Die mit Mergel befestigten und gut unterhaltenen Waldstrassen im Bereich des Gatters und damit auch der Juraübergang als solcher sind mit einem Fahrverbot belegt; sie dienen vor allem dem Forstwesen und werden, wie ich bei meiner Wanderung vom Pfingstmontag, 24.05.2010 feststellen konnte, von Mountainbikern gern benützt. Die holperigen, mit Wurzeln durchzogenen Wege ihrerseits, welche den gewundenen Strassenverlauf abkürzen, scheinen von ihnen noch beliebter zu sein – Bremsaktionen, Sprünge gehören offenbar zu dieser Variante des Radsports. Der Fussgänger- und Velofahrerverkehr hält sich in Grenzen, so dass auf dem Gatter kein Verkehrskreisel nötig ist.
 
Biberstein (393 Höhenmeter) ist eine Stadt-Gründung der Grafen von Habsburg-Laufenburg aus dem 13. Jahrhundert, die als Bollwerk gegen das kyburgische Aarau aus dem 13. Jahrhundert diente. Das Gatter erreicht man vom Dorf aus in weniger als 1 Wanderstunde. Doch fällt es keinem Menschen ein, diesen Juraübergang als Ausflugsziel zu wählen. Der Laubmischwald mit Ahornen, Buchen usf. im Interesse der Wege aufgelichtet, und ein Aussichtspunkt ist das auch nicht. Nicht einmal eine Ruhebank nimmt dort müde Wanderer auf, und eine Gaststätte, die man auf richtigen Pässen sonst antrifft, gibt es auch nicht. Ich habe mich diesem kaum bekannten Pass hier einfach angenommen, weil er zu meiner Sammlung von Juraübergangsbeschreibungen gehört.
 
Die Beziehungen zwischen Biberstein und Thalheim dürften früher eher intensiver als heute gewesen, waren doch im 14. Jahrhundert Bibersteiner Herrschaftsleute in Thalheim anzutreffen.

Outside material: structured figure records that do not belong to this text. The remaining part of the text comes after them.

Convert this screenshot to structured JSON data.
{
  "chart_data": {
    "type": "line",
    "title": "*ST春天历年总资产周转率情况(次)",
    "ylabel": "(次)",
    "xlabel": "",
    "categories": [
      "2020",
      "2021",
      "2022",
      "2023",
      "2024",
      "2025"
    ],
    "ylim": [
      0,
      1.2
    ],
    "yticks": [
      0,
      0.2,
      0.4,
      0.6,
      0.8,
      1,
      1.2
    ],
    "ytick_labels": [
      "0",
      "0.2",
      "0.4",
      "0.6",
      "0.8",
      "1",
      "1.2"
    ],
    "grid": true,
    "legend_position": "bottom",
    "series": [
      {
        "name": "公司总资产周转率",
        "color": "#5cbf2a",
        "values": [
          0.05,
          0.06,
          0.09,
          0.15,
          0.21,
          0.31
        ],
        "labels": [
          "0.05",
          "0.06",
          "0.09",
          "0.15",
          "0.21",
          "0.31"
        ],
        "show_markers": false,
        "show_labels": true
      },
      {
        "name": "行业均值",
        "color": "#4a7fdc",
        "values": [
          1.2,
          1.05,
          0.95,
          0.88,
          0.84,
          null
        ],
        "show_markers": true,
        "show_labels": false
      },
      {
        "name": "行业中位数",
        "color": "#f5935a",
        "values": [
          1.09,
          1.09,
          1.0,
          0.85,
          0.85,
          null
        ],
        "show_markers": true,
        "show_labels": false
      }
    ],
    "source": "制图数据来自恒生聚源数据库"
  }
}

Den Weg über die Jurafalte gibt es schon seit Jahrhunderten – die Fussgänger hatten hier eine Abkürzung Richtung Laufenburg oder gegen Schinznach-Dorf. Und vielleicht gab es auch Liebschaften zwischen jungen Leuten aus Biberstein und Thalheim. In diesem Falle würde man das Wort „Gatter“ wohl vom Verb „gatten“ (= sich paaren) ableiten, das wiederum etwas mit dem Gatten zu tun hat (Gefährte, Ehemann). Daraus mag man ersehen, wie locker man mit der Interpretation alter Flurnamen umgehen kann.